Clay as a metaphor for life was well interpreted in Faraz Mateen’s installation with video and fired clay. Referencing Bulleh Shah’s verse Maati Qadam Karendi, he filmed a layer by layer creation and disassembling of a human clay bust/portrait to evoke the spirit of ‘fanaa’— the ultimate lightness of being.

The value of tradition also found soulful expression in Swiss ceramist Claude Presset’s keynote address at the opening. As curator of an exceptional collection based just on tea cups she explained, “In the hands of master craftspeople each cup is more than a vessel that holds tea. There is history, culture and tradition in each cup. With the touring ceramics exhibition 1001 Cups we pay homage to the traditional little Indian teacup by presenting a vast panorama of contemporary ceramic creation in all its richness and vitality.”
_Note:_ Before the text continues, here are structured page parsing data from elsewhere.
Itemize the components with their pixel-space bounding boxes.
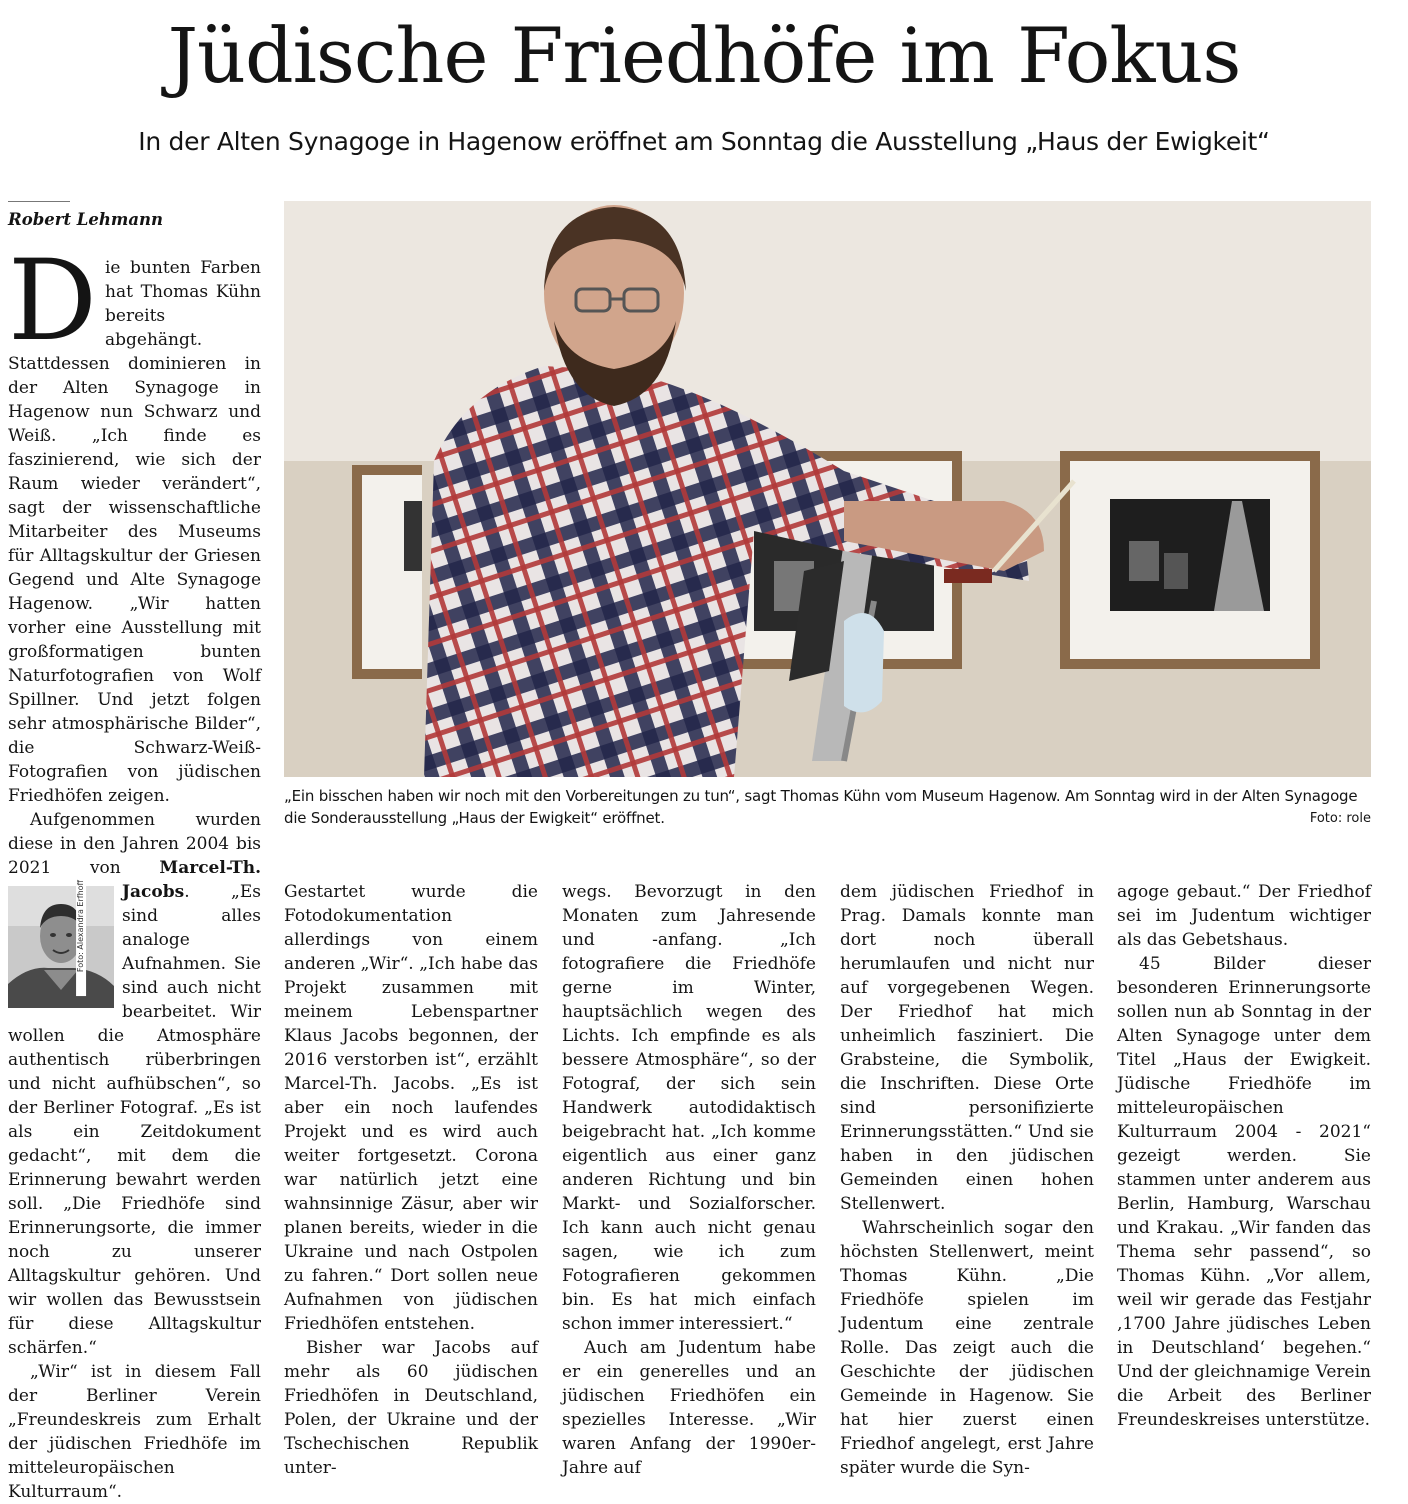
paragraph: dem jüdischen Friedhof in Prag. Damals konnte man dort noch überall herumlaufen und nicht nur auf vorgegebenen Wegen. Der Friedhof hat mich unheimlich fasziniert. Die Grabsteine, die Symbolik, die Inschriften. Diese Orte sind personifizierte Erinnerungsstätten.“ Und sie haben in den jüdischen Gemeinden einen hohen Stellenwert. [840,882,1094,1214]
paragraph: 45 Bilder dieser besonderen Erinnerungsorte sollen nun ab Sonntag in der Alten Synagoge unter dem Titel „Haus der Ewigkeit. Jüdische Friedhöfe im mitteleuropäischen Kulturraum 2004 - 2021“ gezeigt werden. Sie stammen unter anderem aus Berlin, Hamburg, Warschau und Krakau. „Wir fanden das Thema sehr passend“, so Thomas Kühn. „Vor allem, weil wir gerade das Festjahr ‚1700 Jahre jüdisches Leben in Deutschland‘ begehen.“ Und der gleichnamige Verein die Arbeit des Berliner Freundeskreises unterstütze. [1117,954,1371,1430]
drop-cap: D [8,237,97,366]
article-column-3 [562,880,816,1478]
article-column-2 [284,880,538,1478]
paragraph-text: ie bunten Farben hat Thomas Kühn bereits abgehängt. Stattdessen dominieren in der Alten Synagoge in Hagenow nun Schwarz und Weiß. „Ich finde es faszinierend, wie sich der Raum wieder verändert“, sagt der wissenschaftliche Mitarbeiter des Museums für Alltagskultur der Griesen Gegend und Alte Synagoge Hagenow. „Wir hatten vorher eine Ausstellung mit großformatigen bunten Naturfotografien von Wolf Spillner. Und jetzt folgen sehr atmosphärische Bilder“, die Schwarz-Weiß-Fotografien von jüdischen Friedhöfen zeigen. [8,258,261,806]
subheadline: In der Alten Synagoge in Hagenow eröffnet am Sonntag die Ausstellung „Haus der Ewigkeit“ [138,127,1270,156]
picture-frame [1060,451,1320,669]
paragraph: Auch am Judentum habe er ein generelles und an jüdischen Friedhöfen ein spezielles Interesse. „Wir waren Anfang der 1990er-Jahre auf [562,1338,816,1478]
paragraph: wegs. Bevorzugt in den Monaten zum Jahresende und -anfang. „Ich fotografiere die Friedhöfe gerne im Winter, hauptsächlich wegen des Lichts. Ich empfinde es als bessere Atmosphäre“, so der Fotograf, der sich sein Handwerk autodidaktisch beigebracht hat. „Ich komme eigentlich aus einer ganz anderen Richtung und bin Markt- und Sozialforscher. Ich kann auch nicht genau sagen, wie ich zum Fotografieren gekommen bin. Es hat mich einfach schon immer interessiert.“ [562,882,816,1334]
paragraph [8,237,261,808]
paragraph [8,808,261,1360]
article-column-5 [1117,880,1371,1432]
inset-portrait-photo [8,879,114,1008]
paragraph: Gestartet wurde die Fotodokumentation allerdings von einem anderen „Wir“. „Ich habe das Projekt zusammen mit meinem Lebenspartner Klaus Jacobs begonnen, der 2016 verstorben ist“, erzählt Marcel-Th. Jacobs. „Es ist aber ein noch laufendes Projekt und es wird auch weiter fortgesetzt. Corona war natürlich jetzt eine wahnsinnige Zäsur, aber wir planen bereits, wieder in die Ukraine und nach Ostpolen zu fahren.“ Dort sollen neue Aufnahmen von jüdischen Friedhöfen entstehen. [284,882,538,1334]
photo-caption: „Ein bisschen haben wir noch mit den Vorbereitungen zu tun“, sagt Thomas Kühn vom Museum Hagenow. Am Sonntag wird in der Alten Synagoge die Sonderausstellung „Haus der Ewigkeit“ eröffnet. [284,787,1358,827]
photo-credit: Foto: role [1309,811,1371,826]
byline: Robert Lehmann [8,210,164,229]
paragraph: Wahrscheinlich sogar den höchsten Stellenwert, meint Thomas Kühn. „Die Friedhöfe spielen im Judentum eine zentrale Rolle. Das zeigt auch die Geschichte der jüdischen Gemeinde in Hagenow. Sie hat hier zuerst einen Friedhof angelegt, erst Jahre später wurde die Syn- [840,1218,1094,1478]
paragraph: „Wir“ ist in diesem Fall der Berliner Verein „Freundeskreis zum Erhalt der jüdischen Friedhöfe im mitteleuropäischen Kulturraum“. [8,1362,261,1502]
paragraph-text: . „Es sind alles analoge Aufnahmen. Sie sind auch nicht bearbeitet. Wir wollen die Atmosphäre authentisch rüberbringen und nicht aufhübschen“, so der Berliner Fotograf. „Es ist als ein Zeitdokument gedacht“, mit dem die Erinnerung bewahrt werden soll. „Die Friedhöfe sind Erinnerungsorte, die immer noch zu unserer Alltagskultur gehören. Und wir wollen das Bewusstsein für diese Alltagskultur schärfen.“ [8,882,261,1358]
face-mask [844,613,884,712]
photo-image [284,201,1371,777]
byline-rule [8,201,70,202]
paragraph: agoge gebaut.“ Der Friedhof sei im Judentum wichtiger als das Gebetshaus. [1117,882,1371,950]
inset-photo-credit: Foto: Alexandra Erfhoff [76,878,86,996]
photographer-name: Marcel-Th. Jacobs [122,858,261,902]
paragraph-text: Aufgenommen wurden diese in den Jahren 2004 bis 2021 von [8,810,261,878]
article-column-1 [8,237,261,1502]
paragraph: Bisher war Jacobs auf mehr als 60 jüdischen Friedhöfen in Deutschland, Polen, der Ukraine und der Tschechischen Republik unter- [284,1338,538,1478]
article-column-4 [840,880,1094,1478]
main-photo [284,201,1371,777]
headline: Jüdische Friedhöfe im Fokus [167,11,1241,100]
picture-frame [352,465,422,679]
portrait-image [8,886,114,1008]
One hundred contemporary ceramists from five continents were asked to create a series of 10 variations each based on the universal theme of the cup. The exhibition shows four basic trends in the evolution of the cup — tradition, tradition in evolution, reinterpretation and experimentation. Each artist has created a series of 10 different cups but all cantering on a single technique. Ranging from the most archaic to the most recent, a multitude of techniques is presented, from smoke-fired polished clay to the thinnest porcelain.